Of course, there are plenty of examples that indicate Americans are experiencing a kind of collective suffering. The New York Times reports that almost one-third of all Americans are arrested by age 23. Now, due to our “protective” policies, the newspaper also reports that the U.S. detains nearly 25 percent of all prisoners on Earth. Many of these, unfortunately, are convicted for controversial or petty acts. Take, for instance, the parents of children who are left in overheated cars. Though unfortunate, the vast majority of these are accidents, so do the parents deserved to be referred to as “criminals”? Evidently, many Americans support them, sending them thousands of dollars to help fight their legal battles. While it may be difficult to support such an individual for his or her deadly mistake, perhaps these people empathize with them, recognizing personal mistakes in their lives and the difficulty of alleviating them.
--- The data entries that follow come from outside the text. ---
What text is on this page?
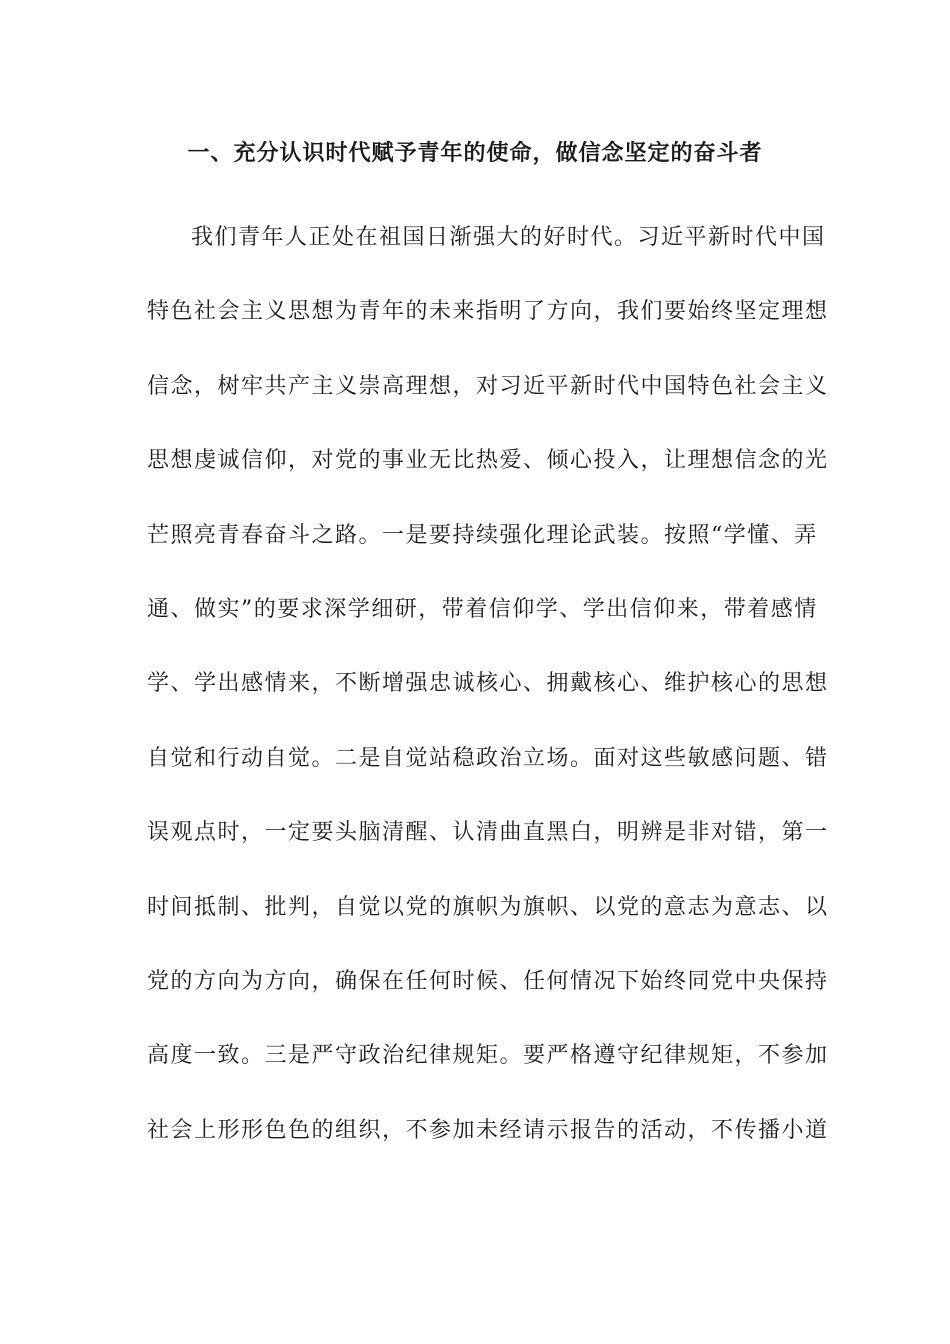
一、充分认识时代赋予青年的使命，做信念坚定的奋斗者
我们青年人正处在祖国日渐强大的好时代。习近平新时代中国
特色社会主义思想为青年的未来指明了方向，我们要始终坚定理想
信念，树牢共产主义崇高理想，对习近平新时代中国特色社会主义
思想虔诚信仰，对党的事业无比热爱、倾心投入，让理想信念的光
芒照亮青春奋斗之路。一是要持续强化理论武装。按照“学懂、弄
通、做实”的要求深学细研，带着信仰学、学出信仰来，带着感情
学、学出感情来，不断增强忠诚核心、拥戴核心、维护核心的思想
自觉和行动自觉。二是自觉站稳政治立场。面对这些敏感问题、错
误观点时，一定要头脑清醒、认清曲直黑白，明辨是非对错，第一
时间抵制、批判，自觉以党的旗帜为旗帜、以党的意志为意志、以
党的方向为方向，确保在任何时候、任何情况下始终同党中央保持
高度一致。三是严守政治纪律规矩。要严格遵守纪律规矩，不参加
社会上形形色色的组织，不参加未经请示报告的活动，不传播小道
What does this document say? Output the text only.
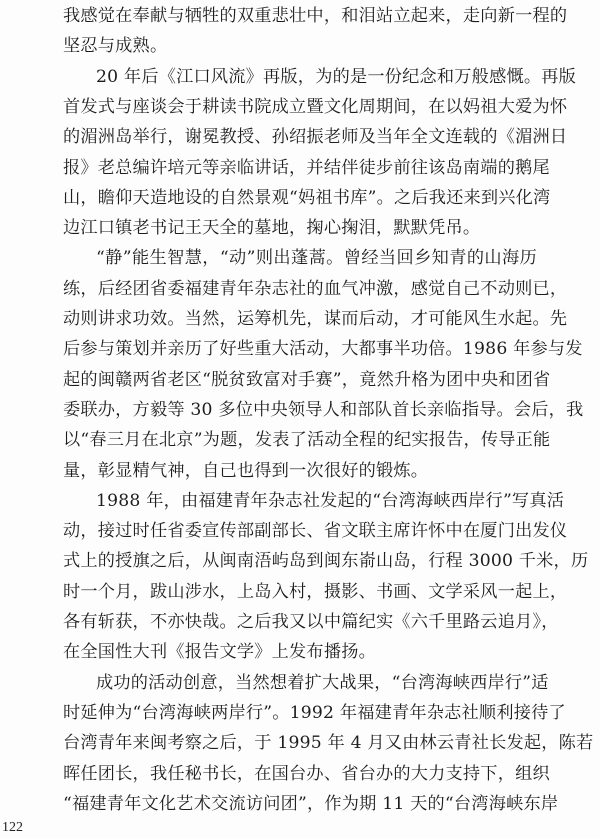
我感觉在奉献与牺牲的双重悲壮中，和泪站立起来，走向新一程的
坚忍与成熟。
20 年后《江口风流》再版，为的是一份纪念和万般感慨。再版
首发式与座谈会于耕读书院成立暨文化周期间，在以妈祖大爱为怀
的湄洲岛举行，谢冕教授、孙绍振老师及当年全文连载的《湄洲日
报》老总编许培元等亲临讲话，并结伴徒步前往该岛南端的鹅尾
山，瞻仰天造地设的自然景观“妈祖书库”。之后我还来到兴化湾
边江口镇老书记王天全的墓地，掬心掬泪，默默凭吊。
“静”能生智慧，“动”则出蓬蒿。曾经当回乡知青的山海历
练，后经团省委福建青年杂志社的血气冲激，感觉自己不动则已，
动则讲求功效。当然，运筹机先，谋而后动，才可能风生水起。先
后参与策划并亲历了好些重大活动，大都事半功倍。1986 年参与发
起的闽赣两省老区“脱贫致富对手赛”，竟然升格为团中央和团省
委联办，方毅等 30 多位中央领导人和部队首长亲临指导。会后，我
以“春三月在北京”为题，发表了活动全程的纪实报告，传导正能
量，彰显精气神，自己也得到一次很好的锻炼。
1988 年，由福建青年杂志社发起的“台湾海峡西岸行”写真活
动，接过时任省委宣传部副部长、省文联主席许怀中在厦门出发仪
式上的授旗之后，从闽南浯屿岛到闽东嵛山岛，行程 3000 千米，历
时一个月，跋山涉水，上岛入村，摄影、书画、文学采风一起上，
各有斩获，不亦快哉。之后我又以中篇纪实《六千里路云追月》，
在全国性大刊《报告文学》上发布播扬。
成功的活动创意，当然想着扩大战果，“台湾海峡西岸行”适
时延伸为“台湾海峡两岸行”。1992 年福建青年杂志社顺利接待了
台湾青年来闽考察之后，于 1995 年 4 月又由林云青社长发起，陈若
晖任团长，我任秘书长，在国台办、省台办的大力支持下，组织
“福建青年文化艺术交流访问团”，作为期 11 天的“台湾海峡东岸
122
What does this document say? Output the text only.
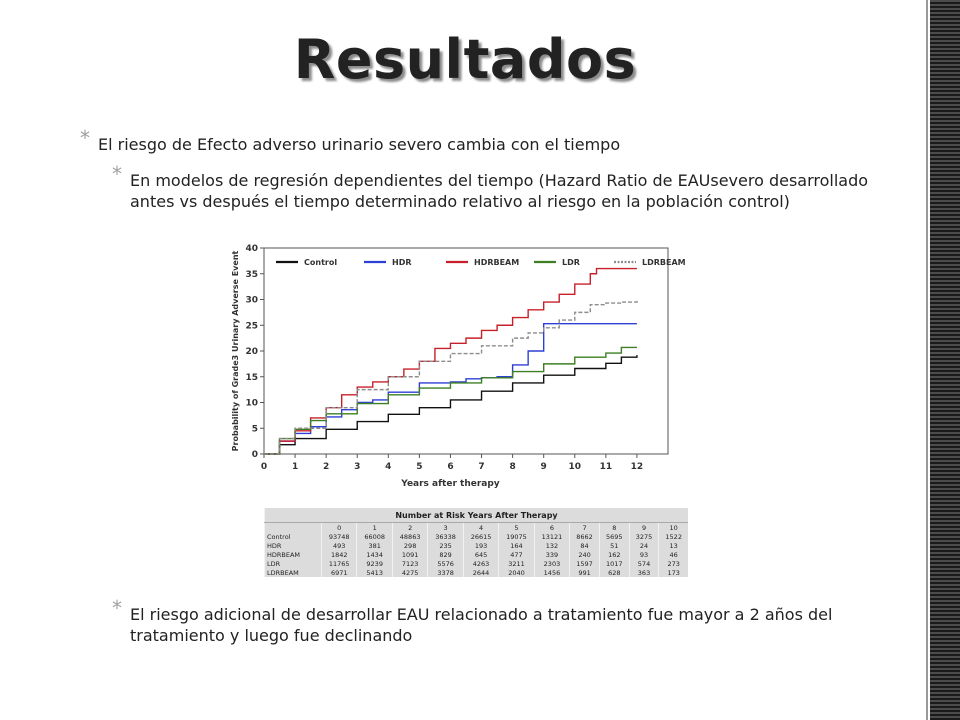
Resultados
* El riesgo de Efecto adverso urinario severo cambia con el tiempo
* En modelos de regresión dependientes del tiempo (Hazard Ratio de EAUsevero desarrollado antes vs después el tiempo determinado relativo al riesgo en la población control)
0
5
10
15
20
25
30
35
40
0	1	2	3	4	5	6	7	8	9 10 11 12
Years after therapy
Probability of Grade3 Urinary Adverse Event	Control	HDR	HDRBEAM	LDR	LDRBEAM
Number at Risk Years After Therapy											
	0	1	2	3	4	5	6	7	8	9	10
Control	93748	66008	48863	36338	26615	19075	13121	8662	5695	3275	1522
HDR	493	381	298	235	193	164	132	84	51	24	13
HDRBEAM	1842	1434	1091	829	645	477	339	240	162	93	46
LDR	11765	9239	7123	5576	4263	3211	2303	1597	1017	574	273
LDRBEAM	6971	5413	4275	3378	2644	2040	1456	991	628	363	173
* El riesgo adicional de desarrollar EAU relacionado a tratamiento fue mayor a 2 años del tratamiento y luego fue declinando
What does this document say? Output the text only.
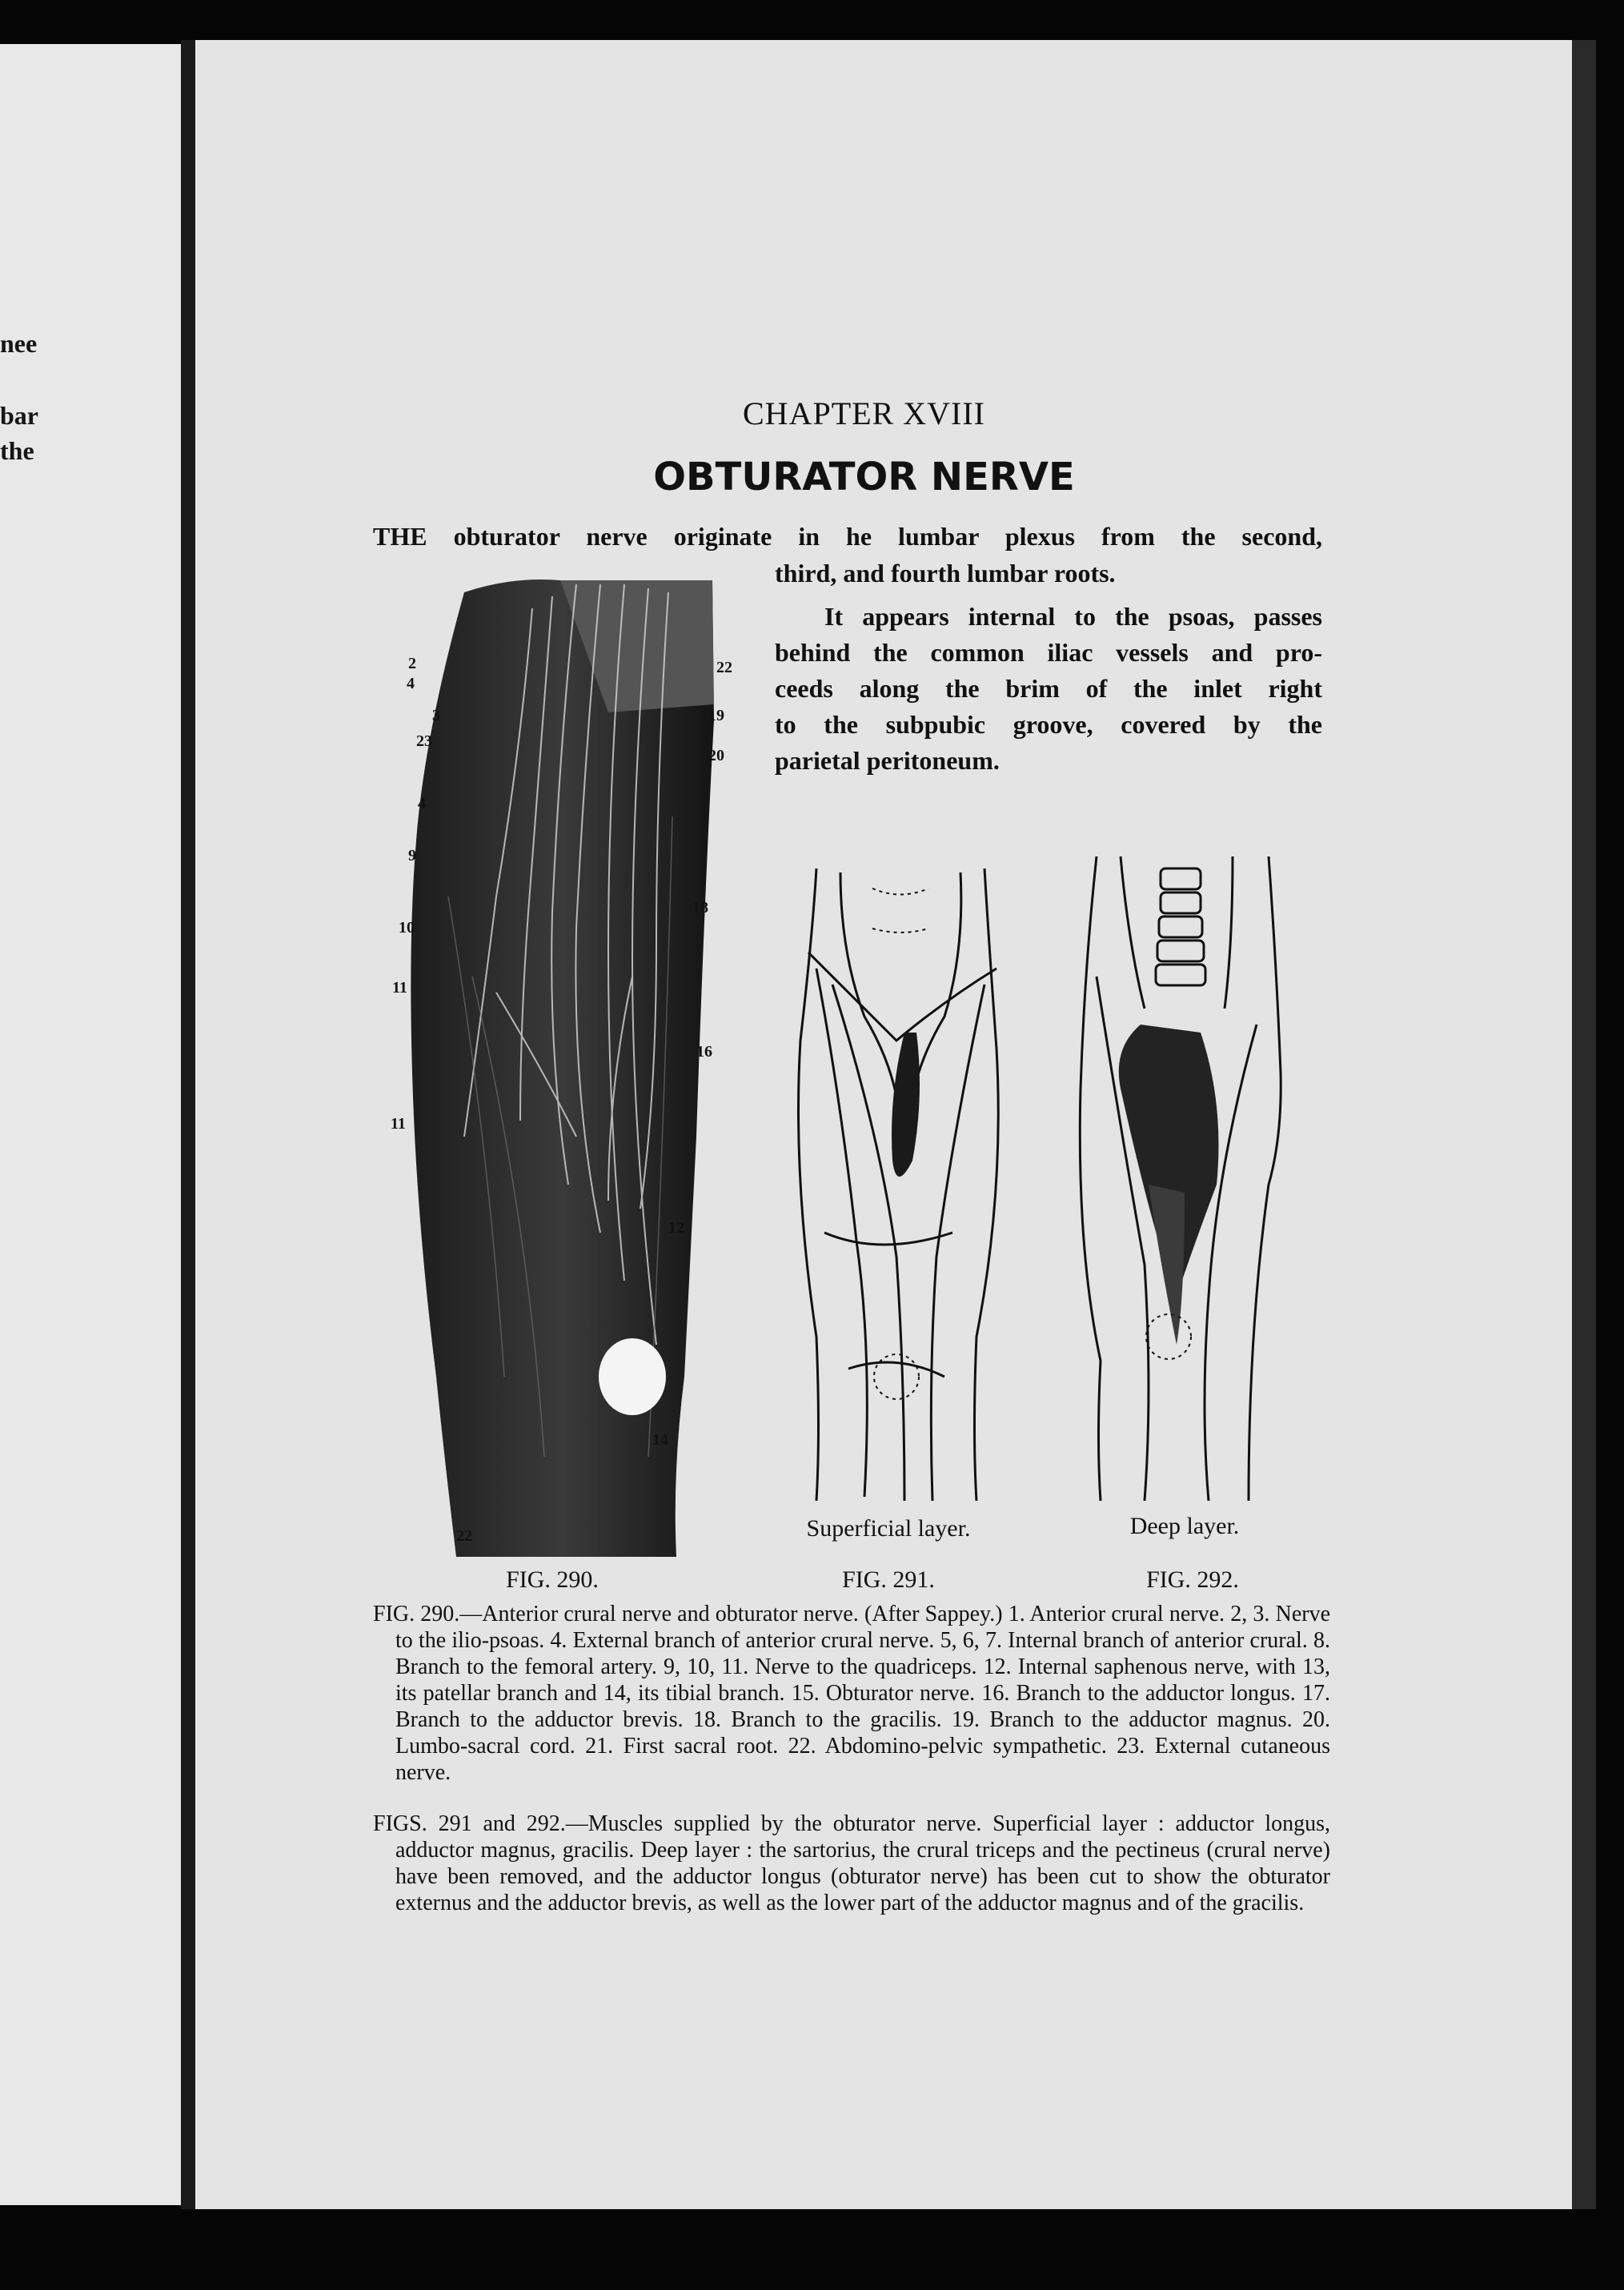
nee
bar
the
CHAPTER XVIII
OBTURATOR NERVE
THE obturator nerve originate in he lumbar plexus from the second,
third, and fourth lumbar roots.
It appears internal to the psoas, passes
behind the common iliac vessels and pro-
ceeds along the brim of the inlet right
to the subpubic groove, covered by the
parietal peritoneum.
2
4
3
23
4
9
10
11
11
22
19
20
18
16
12
14
22	Superficial layer.	Deep layer.
FIG. 290.	FIG. 291.	FIG. 292.

FIG. 290.—Anterior crural nerve and obturator nerve. (After Sappey.) 1. Anterior crural nerve. 2, 3. Nerve to the ilio-psoas. 4. External branch of anterior crural nerve. 5, 6, 7. Internal branch of anterior crural. 8. Branch to the femoral artery. 9, 10, 11. Nerve to the quadriceps. 12. Internal saphenous nerve, with 13, its patellar branch and 14, its tibial branch. 15. Obturator nerve. 16. Branch to the adductor longus. 17. Branch to the adductor brevis. 18. Branch to the gracilis. 19. Branch to the adductor magnus. 20. Lumbo-sacral cord. 21. First sacral root. 22. Abdomino-pelvic sympathetic. 23. External cutaneous nerve.

FIGS. 291 and 292.—Muscles supplied by the obturator nerve. Superficial layer : adductor longus, adductor magnus, gracilis. Deep layer : the sartorius, the crural triceps and the pectineus (crural nerve) have been removed, and the adductor longus (obturator nerve) has been cut to show the obturator externus and the adductor brevis, as well as the lower part of the adductor magnus and of the gracilis.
I am uncertain if those in our judicial system are able to make these same recognitions, or, if they do, are willing to admit them. Unlike when others make a mistake, the judicial system’s often goes unpunished. Perhaps this is because it is difficult to fight them, given their potential influence within the judicial system itself. This past July, a police officer was stopped in Willoughby for driving under the influence, but Willoughby police let him go quickly, without conducting a breath test. Only 20 minutes later, the officer was arrested by a highway trooper, and a test revealed he was over twice the legal limit. Evidently, some police appear unwilling to punish their fellow officers.

Also, in a behavioral incident in 1999, during a heated debate, Ohio prosecutor Michael Germano allegedly told a councilman, “You fat little bald man! I’ll kick your ass all over the parking lot!” Interestingly, no charges were filed. In other professions, such behavior would be deemed intolerable. Perhaps if those in the judicial system were not as above the law, they would better understand the consequences of their actions and the suffering of the masses they convict and would be less likely to attack smaller injustices for their own financial benefit.

Over the last few months, I’m aware that debates about the Ferguson, Missouri riots are occurring on campus. Perhaps it will take years to find a solution to such a problem, but there are some things we can do right now. Given that college is a time of transition, many CWRU students are particularly stressed at this point in their lives for various reasons. If everyone could empathize with the experiences of others, however indirectly, we might come to a better understanding of them—not just of what they experience, but of how they feel. Ultimately, by these means, we would build an improved and conscious campus, avoiding the persecution of others for faulty reasons and with it, avoid damaging ourselves.